INITIATOR OR AGGREGATOR

A bank could be any of the following: the owner of the payment account, the account service provider or the third party which either initiates payments or becomes the aggregator.A common misconception is that an aggregation service simply lists all the activities of different accounts under the same name, with account-holder permission.

Norton describes this as a “very thin use case” and mentions Yodlee and Mindtree in the US who already provide such services.

As an example, Norton suggests energy company B2C, supplying energy to consumers, in PSD2 terms, being a trusted third party and initiating the payment for the energy itself.

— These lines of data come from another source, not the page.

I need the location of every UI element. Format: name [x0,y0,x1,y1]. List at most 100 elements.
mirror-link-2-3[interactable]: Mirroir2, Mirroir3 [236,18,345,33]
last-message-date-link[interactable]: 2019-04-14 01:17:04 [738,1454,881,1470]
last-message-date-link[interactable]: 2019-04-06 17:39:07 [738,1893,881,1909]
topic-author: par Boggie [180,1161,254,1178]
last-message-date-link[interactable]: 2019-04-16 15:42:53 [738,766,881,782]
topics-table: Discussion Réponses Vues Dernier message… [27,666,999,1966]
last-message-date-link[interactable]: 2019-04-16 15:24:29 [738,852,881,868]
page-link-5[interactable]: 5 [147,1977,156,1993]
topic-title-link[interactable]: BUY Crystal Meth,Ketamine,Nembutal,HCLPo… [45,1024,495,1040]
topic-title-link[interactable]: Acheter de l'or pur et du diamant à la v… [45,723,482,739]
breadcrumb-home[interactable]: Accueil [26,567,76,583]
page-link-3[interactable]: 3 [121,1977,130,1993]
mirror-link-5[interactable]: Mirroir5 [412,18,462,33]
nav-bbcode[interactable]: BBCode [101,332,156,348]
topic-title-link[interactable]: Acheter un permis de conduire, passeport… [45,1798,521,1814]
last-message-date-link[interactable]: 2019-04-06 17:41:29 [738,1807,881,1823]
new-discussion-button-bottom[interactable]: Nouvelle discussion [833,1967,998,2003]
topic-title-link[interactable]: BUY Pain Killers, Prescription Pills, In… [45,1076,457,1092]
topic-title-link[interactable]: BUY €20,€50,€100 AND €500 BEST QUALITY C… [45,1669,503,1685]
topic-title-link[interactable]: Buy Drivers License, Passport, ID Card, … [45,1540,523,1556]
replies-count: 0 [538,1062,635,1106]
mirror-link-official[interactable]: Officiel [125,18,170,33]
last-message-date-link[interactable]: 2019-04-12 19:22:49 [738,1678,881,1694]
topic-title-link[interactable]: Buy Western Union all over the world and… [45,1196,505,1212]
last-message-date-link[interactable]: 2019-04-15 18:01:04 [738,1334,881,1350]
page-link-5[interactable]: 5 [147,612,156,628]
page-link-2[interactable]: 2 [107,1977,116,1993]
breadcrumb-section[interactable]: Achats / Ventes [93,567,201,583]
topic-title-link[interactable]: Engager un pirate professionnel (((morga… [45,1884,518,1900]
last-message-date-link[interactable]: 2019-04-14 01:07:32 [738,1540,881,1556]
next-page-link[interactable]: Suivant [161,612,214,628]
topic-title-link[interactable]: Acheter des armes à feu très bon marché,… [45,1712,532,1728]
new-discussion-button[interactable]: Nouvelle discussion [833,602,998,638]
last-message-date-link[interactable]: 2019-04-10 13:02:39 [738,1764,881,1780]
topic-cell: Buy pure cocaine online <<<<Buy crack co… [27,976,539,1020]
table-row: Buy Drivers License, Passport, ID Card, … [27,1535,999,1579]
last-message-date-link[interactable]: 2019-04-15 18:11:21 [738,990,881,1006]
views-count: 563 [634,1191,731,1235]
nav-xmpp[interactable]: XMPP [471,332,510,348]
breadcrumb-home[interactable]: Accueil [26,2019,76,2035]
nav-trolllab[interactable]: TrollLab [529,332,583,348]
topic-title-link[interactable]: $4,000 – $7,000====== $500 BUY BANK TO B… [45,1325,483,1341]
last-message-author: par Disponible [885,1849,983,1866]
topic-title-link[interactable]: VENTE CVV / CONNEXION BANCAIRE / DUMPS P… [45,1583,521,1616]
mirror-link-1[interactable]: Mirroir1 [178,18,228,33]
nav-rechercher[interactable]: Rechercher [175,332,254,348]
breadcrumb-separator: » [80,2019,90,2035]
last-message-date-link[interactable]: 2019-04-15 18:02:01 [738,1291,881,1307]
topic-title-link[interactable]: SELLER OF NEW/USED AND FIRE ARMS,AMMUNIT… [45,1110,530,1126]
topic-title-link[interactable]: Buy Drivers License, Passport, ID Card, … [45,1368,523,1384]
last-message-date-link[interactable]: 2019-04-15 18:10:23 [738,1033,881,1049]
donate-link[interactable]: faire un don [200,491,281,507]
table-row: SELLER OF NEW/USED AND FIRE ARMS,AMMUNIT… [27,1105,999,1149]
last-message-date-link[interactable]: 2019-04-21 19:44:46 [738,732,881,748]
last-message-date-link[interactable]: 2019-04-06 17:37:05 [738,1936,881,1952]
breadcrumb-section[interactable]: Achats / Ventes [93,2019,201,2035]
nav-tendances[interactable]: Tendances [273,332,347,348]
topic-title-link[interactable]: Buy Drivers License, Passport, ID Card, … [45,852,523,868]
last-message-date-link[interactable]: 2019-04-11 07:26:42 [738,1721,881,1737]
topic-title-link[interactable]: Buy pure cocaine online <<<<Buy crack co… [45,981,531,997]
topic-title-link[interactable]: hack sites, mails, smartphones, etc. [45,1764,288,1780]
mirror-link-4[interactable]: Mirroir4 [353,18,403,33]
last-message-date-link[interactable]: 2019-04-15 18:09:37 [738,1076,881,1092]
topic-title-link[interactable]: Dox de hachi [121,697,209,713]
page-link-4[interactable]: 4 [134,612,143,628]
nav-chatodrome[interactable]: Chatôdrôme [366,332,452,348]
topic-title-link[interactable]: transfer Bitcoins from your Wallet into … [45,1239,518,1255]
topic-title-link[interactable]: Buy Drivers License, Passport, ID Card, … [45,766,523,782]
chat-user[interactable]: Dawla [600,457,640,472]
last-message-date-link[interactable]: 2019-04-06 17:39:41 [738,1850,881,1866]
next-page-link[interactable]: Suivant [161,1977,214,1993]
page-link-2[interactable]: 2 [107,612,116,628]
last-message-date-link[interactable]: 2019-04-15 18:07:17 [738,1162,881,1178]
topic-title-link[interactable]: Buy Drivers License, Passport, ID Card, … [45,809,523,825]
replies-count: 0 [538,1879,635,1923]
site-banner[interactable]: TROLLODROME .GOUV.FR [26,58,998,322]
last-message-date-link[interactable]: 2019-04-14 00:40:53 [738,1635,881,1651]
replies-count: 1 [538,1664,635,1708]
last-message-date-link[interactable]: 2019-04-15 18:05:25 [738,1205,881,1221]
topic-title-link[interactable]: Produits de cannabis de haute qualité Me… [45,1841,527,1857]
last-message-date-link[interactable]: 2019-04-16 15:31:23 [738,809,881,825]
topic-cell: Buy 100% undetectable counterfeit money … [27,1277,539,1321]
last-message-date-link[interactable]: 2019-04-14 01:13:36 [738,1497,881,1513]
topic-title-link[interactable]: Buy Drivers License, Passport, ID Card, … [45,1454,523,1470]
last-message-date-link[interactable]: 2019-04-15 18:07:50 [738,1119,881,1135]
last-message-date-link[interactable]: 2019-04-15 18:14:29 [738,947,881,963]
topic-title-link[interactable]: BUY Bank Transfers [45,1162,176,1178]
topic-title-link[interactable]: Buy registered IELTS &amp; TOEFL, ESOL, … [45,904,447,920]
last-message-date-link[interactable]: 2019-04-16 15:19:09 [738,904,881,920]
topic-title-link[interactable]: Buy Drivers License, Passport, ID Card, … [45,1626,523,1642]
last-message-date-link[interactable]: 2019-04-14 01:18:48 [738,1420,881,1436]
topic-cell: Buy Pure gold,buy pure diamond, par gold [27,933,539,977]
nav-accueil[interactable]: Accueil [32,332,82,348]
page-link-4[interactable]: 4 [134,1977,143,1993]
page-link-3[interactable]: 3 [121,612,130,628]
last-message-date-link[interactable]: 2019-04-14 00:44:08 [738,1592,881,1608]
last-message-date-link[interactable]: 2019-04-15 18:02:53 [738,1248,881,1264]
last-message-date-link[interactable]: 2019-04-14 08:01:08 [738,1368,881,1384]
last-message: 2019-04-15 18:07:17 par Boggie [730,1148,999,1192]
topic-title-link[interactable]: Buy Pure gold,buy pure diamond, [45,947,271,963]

However, while the advantage here for the energy company is obvious, there seems little incentive for customers to break away from direct debits.

More consumer-beneficial is the mortgage application scenario, which will enable banks to make a lending decision from viewing statements via an API, saving said consumer having to provide statements.

This can speed up the application process tenfold – or, as Norton puts it, to “seconds, rather than days and weeks” – and could be a genuine draw for a customer.

“I think that is what is behind PSD2. [The European Commission] is trying to achieve a market where there is innovation, where there is a combination of these things which will help the consumer, and which will help the small business.”

DATA MANAGEMENT

GDPR requires explicit consent for an external party to be able to use a person’s data.

And a person can change their mind, so the business or bank needs to be set up to accommodate a data set to be removed entirely at the request of the consumer – and have a record of it.

It also means that the consumer can control exactly what data is shared. They might, for example, decide that a third party may only access one account, such as a current account, and not a savings account. So the institution or bank needs to flexible enough to share subsets of data as well.

“That is described as a data-management problem,” Norton notes. “It’s not insurmountable. You’ve got to have care and attention to detail, and to some banks, that is a problem.”

And there is the authentication of the third party. It is a pretty safe bet that certain challenges will arise in the overlap between PSD2 and GDPR.